Figure 2FIRE, T-Coffee, ClustalW and MAFFT MSAs. The alignments generated by (A) FATCAT, (B) FIRE, (C) T-Coffee, (D) ClustalW and (E) MAFFT algorithms for kappa and lambda antibody variable regions (data set 6 in Table 1) are displayed. Only sequences corresponding to the two structure files in the FATCAT alignment and the representative sequences from the two clades aligned by FIRE are shown for each of the other three MSAs. Using the FATCAT alignment as an independent standard-of-truth reference, correctly aligned residue pairs in the other four MSAs were identified (shaded regions). Overall, T-Coffee and MAFFT produced the most accurate alignments, however, FIRE performed better than ClustalW demonstrating the viability of using an evolutionary rates-based approach to sequence analysis when sequence similarity is low. In addition, the short stretches of conserved amino acids (indicated by +) inflate the performances of the three homology-based methods relative to FIRE (see text for discussion).

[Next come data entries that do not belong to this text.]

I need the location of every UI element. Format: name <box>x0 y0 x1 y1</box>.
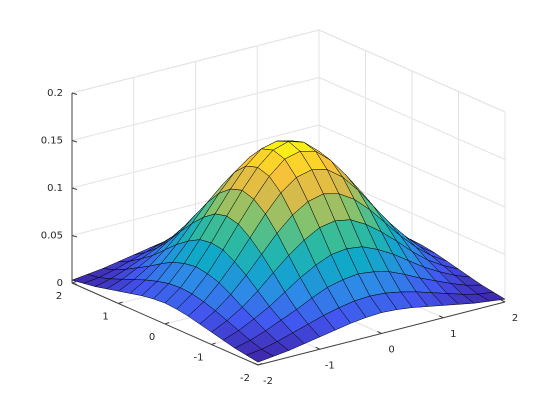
tick-mark <box>253 362 259 366</box>
x-tick-label: 1 <box>450 329 456 340</box>
tick-mark <box>71 281 77 284</box>
tick-mark <box>71 235 78 238</box>
tick-mark <box>377 331 382 334</box>
y-tick-label: -1 <box>194 353 204 364</box>
y-tick-label: 0 <box>149 332 155 343</box>
z-tick-label: 0 <box>57 278 63 289</box>
tick-mark <box>164 322 170 325</box>
x-tick-label: 0 <box>388 345 394 356</box>
tick-mark <box>118 301 123 304</box>
tick-mark <box>71 92 78 95</box>
x-tick-label: -1 <box>325 360 335 371</box>
x-tick-label: -2 <box>263 376 273 387</box>
tick-mark <box>71 140 78 143</box>
x-tick-label: 2 <box>512 313 518 324</box>
y-tick-label: 2 <box>56 291 62 302</box>
z-tick-label: 0.2 <box>47 88 63 99</box>
tick-mark <box>439 315 444 319</box>
tick-mark <box>257 363 263 366</box>
z-tick-label: 0.15 <box>41 136 63 147</box>
surface-face <box>246 349 274 363</box>
y-tick-label: -2 <box>240 373 250 384</box>
tick-mark <box>71 187 78 190</box>
tick-mark <box>211 342 216 345</box>
z-tick-label: 0.1 <box>47 183 63 194</box>
y-tick-label: 1 <box>102 312 108 323</box>
z-tick-label: 0.05 <box>41 231 63 242</box>
tick-mark <box>315 346 320 350</box>
tick-mark <box>500 299 506 303</box>
tick-mark <box>71 282 78 285</box>
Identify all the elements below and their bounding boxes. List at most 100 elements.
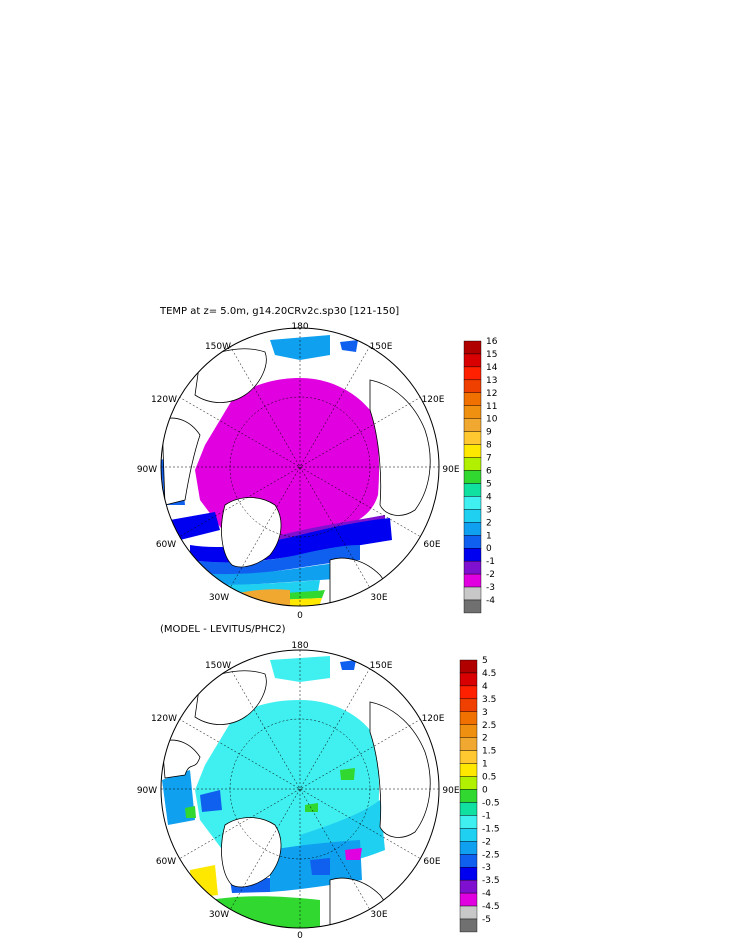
lon-labels-1: 180 150W 150E 120W 120E 90W 90E 60W 60E …	[137, 322, 460, 621]
colorbar-swatch	[459, 892, 478, 907]
colorbar-swatch	[463, 431, 482, 445]
panel-temperature: TEMP at z= 5.0m, g14.20CRv2c.sp30 [121-1…	[137, 306, 498, 621]
colorbar-label: 1	[486, 531, 492, 541]
map-1-border	[160, 327, 440, 607]
colorbar-swatch	[459, 918, 478, 933]
lon-label: 30W	[209, 910, 229, 920]
colorbar-label: 16	[486, 337, 498, 347]
siberia-land	[369, 379, 431, 516]
colorbar-swatch	[459, 879, 478, 894]
lon-label: 30E	[370, 593, 387, 603]
colorbar-swatch	[459, 737, 478, 751]
colorbar-swatch	[459, 659, 478, 674]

FIRE, T-Coffee, ClustalW and MAFFT performances
| Set | FATCAT | FIRE performance | T-Coffee performance | ClustalW performance | MAFFT performance |
|---|---|---|---|---|---|
| 54 | 0.87 | 1.00 | 0.99 | 1.00 | |
| 94 | 0.57 | 0.96 | 0.84 | 0.97 | |
| 137 | 0.83 | 0.97 | 0.83 | 0.96 | |
| - | 0.69 | 1.00 | 0.68 | 0.94 | |
| 103 | 0.83 | 0.98 | 0.71 | 0.88 | |
| 108 | 0.87 | 0.97 | 0.73 | 0.87 | |
Performances of the FIRE, T-Coffee, ClustalW and MAFFT algorithms were measured by determining the proportion of correctly aligned residue pairs using FATCAT and DALI structure-based alignments as a reference. FIRE is independent of homology and performed better than ClustalW for data sets 5 and 6 (antibody variable regions), illustrating the value of using this approach when sequence similarities are low. This independence from residues in the sequence may also lead to relatively poor FIRE performance when sequence similarity is high, for example set 2. T-Coffee and MAFFT performed best overall (although see text for further discussion). The PDB structure files included in FATCAT, DALI and T-Coffee algorithms are set 1: 2DIM, 2K9N; set 2: 2DIM, 2DIN; set 3: 2YUM, 2K9N; set 4: 1BO5; set 5: 5LVE, 1QP1; set 6: 1LVE, 1NC4. *Due to a lack of structural data for set 4, the FUGUE threading algorithm [23] was used to generate a reference structure alignment from the E. histolytica sequence (XM_650121.1) using E. coli glycerol kinase (PDB IB: 1BO5) as a template. For all alignments, FATCAT and DALI produced similar results and only the FATCAT data are shown.